Downtown Fort Worth Inc. expects to begin a fundraising campaign for an additional $1 million to renovate Heritage Park Plaza, located on the north end of downtown on the banks of the Trinity River.
Andy Taft, president of the downtown advocacy organization, said $700,000 has already been raised through the Amon Carter Foundation, the Sid Richardson Foundation and Streams and Valleys, a nonprofit dedicated to preserving the Trinity River. Another $1.5 million was set aside in the city’s $292 million bond election last year for work at the park, bringing the total to $2.2 million.
But based on a consultant’s study completed late last year, the coffers are $1 million short to reopen the park, Taft said. The monies would likely have to come from private and nonprofit donations, he said.
“If we can’t raise the money, a more modest plan B would allow the park to open but no one would be happy,” Taft said. “It has been shameful that this park has been fenced off for as many years at it has. We want to get that fence down and do it the right way.”
Taft said the money in hand would only partially fix some issues, and not all of those with the water fountains and lighting.
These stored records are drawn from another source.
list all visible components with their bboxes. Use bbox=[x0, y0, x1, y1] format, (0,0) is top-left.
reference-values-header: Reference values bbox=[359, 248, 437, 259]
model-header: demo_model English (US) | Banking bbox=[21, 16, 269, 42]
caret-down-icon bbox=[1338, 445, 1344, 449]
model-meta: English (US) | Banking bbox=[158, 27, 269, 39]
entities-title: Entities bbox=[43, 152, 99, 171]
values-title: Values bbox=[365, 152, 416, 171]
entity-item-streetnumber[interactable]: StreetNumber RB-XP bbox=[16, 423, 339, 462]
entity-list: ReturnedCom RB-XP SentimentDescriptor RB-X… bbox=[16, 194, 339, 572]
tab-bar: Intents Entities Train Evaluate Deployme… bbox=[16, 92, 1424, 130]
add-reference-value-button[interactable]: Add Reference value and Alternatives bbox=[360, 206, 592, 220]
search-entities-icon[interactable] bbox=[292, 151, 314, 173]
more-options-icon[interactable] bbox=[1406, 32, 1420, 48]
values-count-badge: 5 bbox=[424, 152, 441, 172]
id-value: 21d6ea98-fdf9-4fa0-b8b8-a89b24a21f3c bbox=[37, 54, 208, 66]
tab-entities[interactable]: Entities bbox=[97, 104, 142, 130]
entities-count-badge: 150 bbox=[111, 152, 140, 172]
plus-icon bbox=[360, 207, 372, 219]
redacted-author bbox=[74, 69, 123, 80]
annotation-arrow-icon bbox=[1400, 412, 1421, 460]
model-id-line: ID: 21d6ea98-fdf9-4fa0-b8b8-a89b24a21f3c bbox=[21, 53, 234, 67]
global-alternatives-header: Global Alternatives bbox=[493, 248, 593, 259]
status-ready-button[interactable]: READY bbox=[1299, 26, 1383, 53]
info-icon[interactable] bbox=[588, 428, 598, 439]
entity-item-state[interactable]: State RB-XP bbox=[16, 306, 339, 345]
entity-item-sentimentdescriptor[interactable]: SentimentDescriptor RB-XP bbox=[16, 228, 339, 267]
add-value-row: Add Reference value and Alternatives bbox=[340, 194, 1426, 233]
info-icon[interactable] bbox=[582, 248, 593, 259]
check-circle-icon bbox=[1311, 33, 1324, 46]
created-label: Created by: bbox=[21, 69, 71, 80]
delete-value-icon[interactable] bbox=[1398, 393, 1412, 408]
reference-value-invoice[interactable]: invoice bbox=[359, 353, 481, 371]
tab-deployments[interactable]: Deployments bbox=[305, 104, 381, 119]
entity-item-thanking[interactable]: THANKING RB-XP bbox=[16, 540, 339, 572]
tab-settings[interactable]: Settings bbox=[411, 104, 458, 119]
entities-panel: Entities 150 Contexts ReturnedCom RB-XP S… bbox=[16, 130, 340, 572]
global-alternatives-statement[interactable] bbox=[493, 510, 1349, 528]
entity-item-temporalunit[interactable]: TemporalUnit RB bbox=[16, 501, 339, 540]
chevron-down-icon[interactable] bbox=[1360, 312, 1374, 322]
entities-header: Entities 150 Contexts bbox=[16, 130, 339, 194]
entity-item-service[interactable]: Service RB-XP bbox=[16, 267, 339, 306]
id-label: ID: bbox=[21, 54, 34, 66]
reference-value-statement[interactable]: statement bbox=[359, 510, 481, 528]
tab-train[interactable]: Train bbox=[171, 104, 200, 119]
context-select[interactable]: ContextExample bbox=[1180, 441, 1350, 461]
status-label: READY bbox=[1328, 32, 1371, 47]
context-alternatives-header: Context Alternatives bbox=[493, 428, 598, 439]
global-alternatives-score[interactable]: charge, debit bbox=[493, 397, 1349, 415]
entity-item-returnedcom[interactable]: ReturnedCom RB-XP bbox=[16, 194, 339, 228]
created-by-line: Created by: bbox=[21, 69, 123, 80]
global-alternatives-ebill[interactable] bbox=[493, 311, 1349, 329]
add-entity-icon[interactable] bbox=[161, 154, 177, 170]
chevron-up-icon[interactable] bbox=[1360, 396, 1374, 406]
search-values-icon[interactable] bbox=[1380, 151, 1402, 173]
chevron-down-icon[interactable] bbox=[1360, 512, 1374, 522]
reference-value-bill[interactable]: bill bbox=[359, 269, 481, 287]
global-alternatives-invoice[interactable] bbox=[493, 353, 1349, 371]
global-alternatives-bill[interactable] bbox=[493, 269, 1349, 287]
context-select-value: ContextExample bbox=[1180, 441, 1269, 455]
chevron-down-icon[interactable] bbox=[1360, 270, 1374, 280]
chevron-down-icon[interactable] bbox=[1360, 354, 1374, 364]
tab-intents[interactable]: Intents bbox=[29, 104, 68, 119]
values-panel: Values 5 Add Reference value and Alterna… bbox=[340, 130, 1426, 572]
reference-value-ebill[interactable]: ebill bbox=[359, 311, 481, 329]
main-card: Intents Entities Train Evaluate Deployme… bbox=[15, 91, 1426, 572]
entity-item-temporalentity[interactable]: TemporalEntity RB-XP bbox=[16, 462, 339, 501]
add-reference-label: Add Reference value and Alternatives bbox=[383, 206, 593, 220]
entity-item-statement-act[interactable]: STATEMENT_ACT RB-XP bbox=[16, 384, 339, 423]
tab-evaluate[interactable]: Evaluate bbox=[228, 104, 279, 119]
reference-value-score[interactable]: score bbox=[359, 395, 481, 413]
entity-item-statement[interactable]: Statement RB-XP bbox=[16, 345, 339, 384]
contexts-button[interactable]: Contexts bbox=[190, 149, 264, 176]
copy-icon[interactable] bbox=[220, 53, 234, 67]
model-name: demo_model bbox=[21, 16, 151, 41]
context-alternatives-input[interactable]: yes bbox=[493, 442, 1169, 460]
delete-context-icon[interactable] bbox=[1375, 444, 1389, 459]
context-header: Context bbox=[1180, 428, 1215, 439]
“It needs to be done in a high-quality manner,” he said.
The city park closed in 2007. A chain link fence has kept people out since. A structural assessment of the 112-acre park a couple of years ago found no significant safety issues. All the issues in need to repairs are in the 1.5-acre area at the top of the park, a section designed by famed landscape architect Lawrence Halperin.
The plaza was commissioned as the city’s gift to America’s Bicentennial celebration in 1976. It has been named to the National Register of Historic Places and listed among Texas’ Most Endangered Historic Places, and is on Historic Fort Worth’s Most Endangered Places list.
Civic and city leaders began working on plans to renovate the park a couple of years ago in the hopes of having the riverfront park reopened sometime in 2016.